AKP and the great neo-Ottoman travesty
Last updated: 7 hours ago
In Turkey, one extreme in politics is just as bad as the other so the ruling AKP is destined to fall - eventually.

Turkey has been branded by the West and East alike as a success story ever since the sweeping victory of the Justice and Development Party's (AKP) in the 2002 elections.
The nation's AKP leaders touted themselves as proponents of "conservative democracy", a slogan that resonated among average Muslim Anatolians.
Indeed, parts of the country have changed for the better, and for a time, there was notable social and democratic progress. Particularly during the party's first term - sometimes referred to as "the golden age" of Turkish-European Union relations - AKP fast-trackedreforms that were initiated by the previous government. Among these were some cosmetic improvements on the freedom of expression and minority rights.
Despite significant opposition, the AKP was re-elected in 2007 and 2011, still brandishing the "conversative democracy" card. And in this year's local elections, held on March 30, the party secured around 45-46 percent of the vote.
All that came with the blessing of the United States, which considered President Abdullah Gul, conservative preacher and famed Pennsylvania resident Fethullah Gulen and Prime Minister Recep Tayyip Erdogan as their "boys". Today, two of them remain "their boys", while the third appears to believe he is the new Suleiman the Magnificent.
Delusions of grandeur
Certainly, Erdogan's delusions of grandeur have been fuelled by the specactularly large-scale projects - dubbed "megalomaniac" projects - he has initiated. Bridges, roads, shopping malls and an artificial waterway - none of which may be entirely bad for the country - have come into the spotlight in recent months.
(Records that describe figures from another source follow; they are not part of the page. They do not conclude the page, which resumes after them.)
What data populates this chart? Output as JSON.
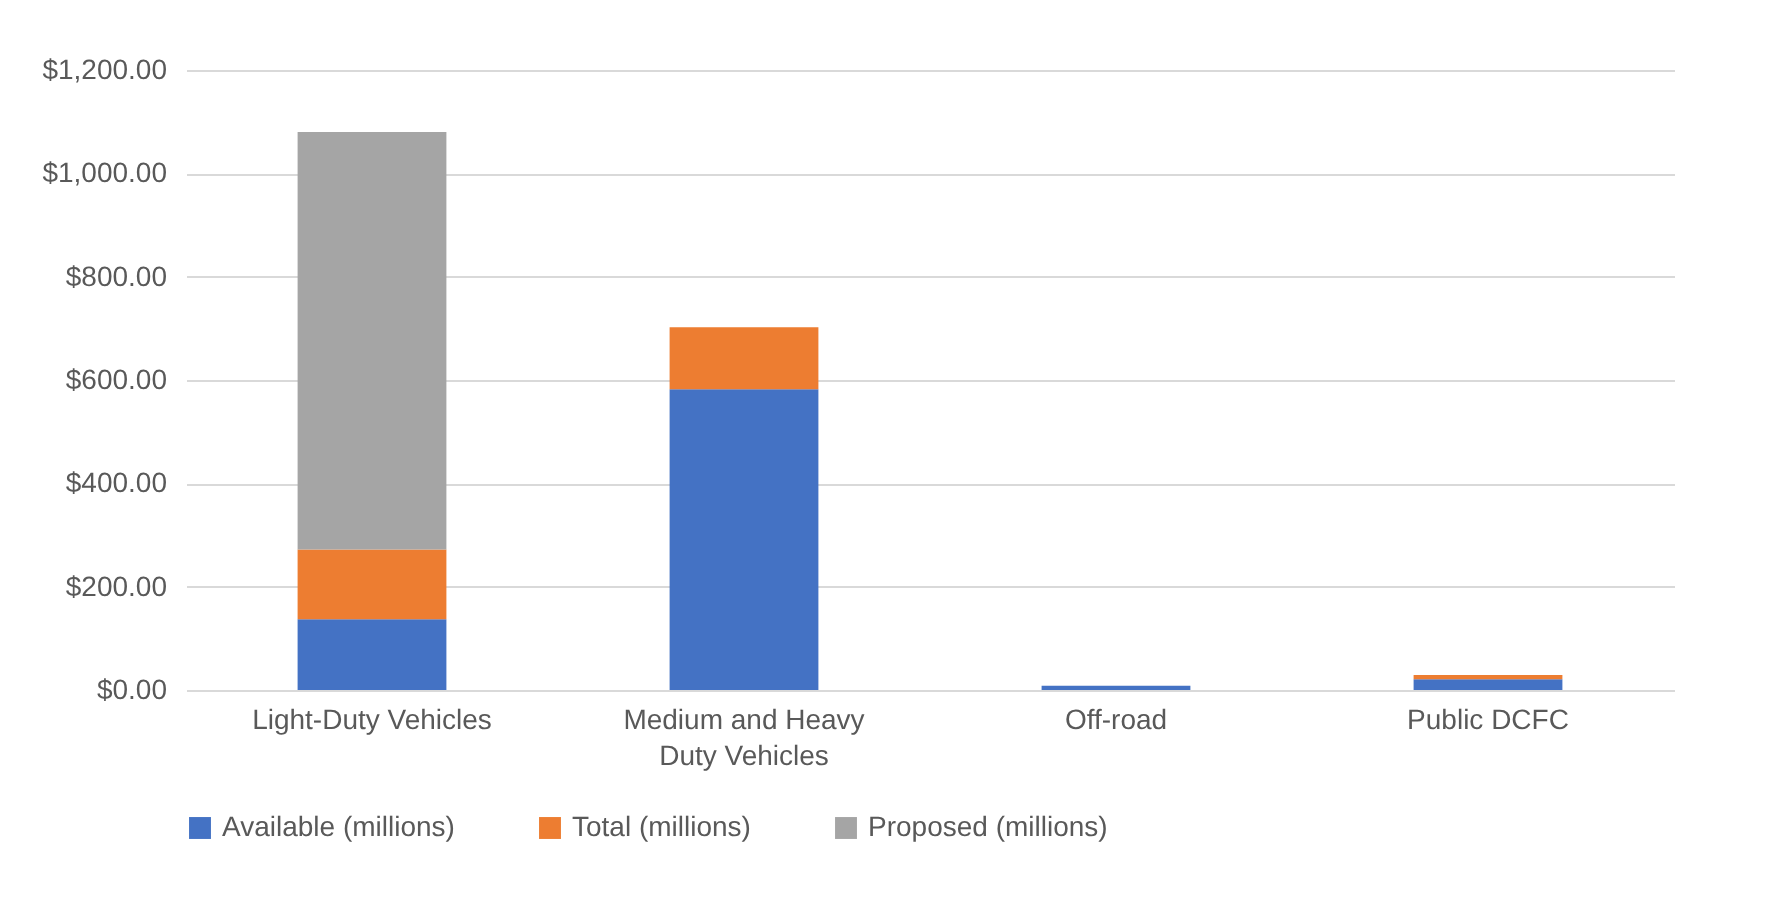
{
  "chart_data": {
    "type": "bar",
    "stacked": true,
    "categories": [
      "Light-Duty Vehicles",
      "Medium and Heavy Duty Vehicles",
      "Off-road",
      "Public DCFC"
    ],
    "series": [
      {
        "name": "Available (millions)",
        "color": "#4472c4",
        "values": [
          137,
          582,
          8,
          21
        ]
      },
      {
        "name": "Total (millions)",
        "color": "#ed7d31",
        "values": [
          135,
          120,
          0,
          8
        ]
      },
      {
        "name": "Proposed (millions)",
        "color": "#a5a5a5",
        "values": [
          808,
          0,
          0,
          0
        ]
      }
    ],
    "ylim": [
      0,
      1200
    ],
    "yticks": [
      {
        "value": 0,
        "label": "$0.00"
      },
      {
        "value": 200,
        "label": "$200.00"
      },
      {
        "value": 400,
        "label": "$400.00"
      },
      {
        "value": 600,
        "label": "$600.00"
      },
      {
        "value": 800,
        "label": "$800.00"
      },
      {
        "value": 1000,
        "label": "$1,000.00"
      },
      {
        "value": 1200,
        "label": "$1,200.00"
      }
    ],
    "grid": "y",
    "legend": "bottom"
  }
}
Admittedly, the country has also advanced economically. In May 2013, Ankara paid off its remaining debt to the International Monetary Fund and announced that the unemployment rate had fallen from 15 percent to nine percent in 2009.

But what is alarming is the slow and steady move towards autocracy. Since last year's Gezi Park protests, there is increasing concern that the Turkish prime minister, in the words of one Guardian newspaper columnist, is becoming a "righteous, vengeful and paternalistic commissar occupying an almost unchallengeable position at the apex of the country's political life".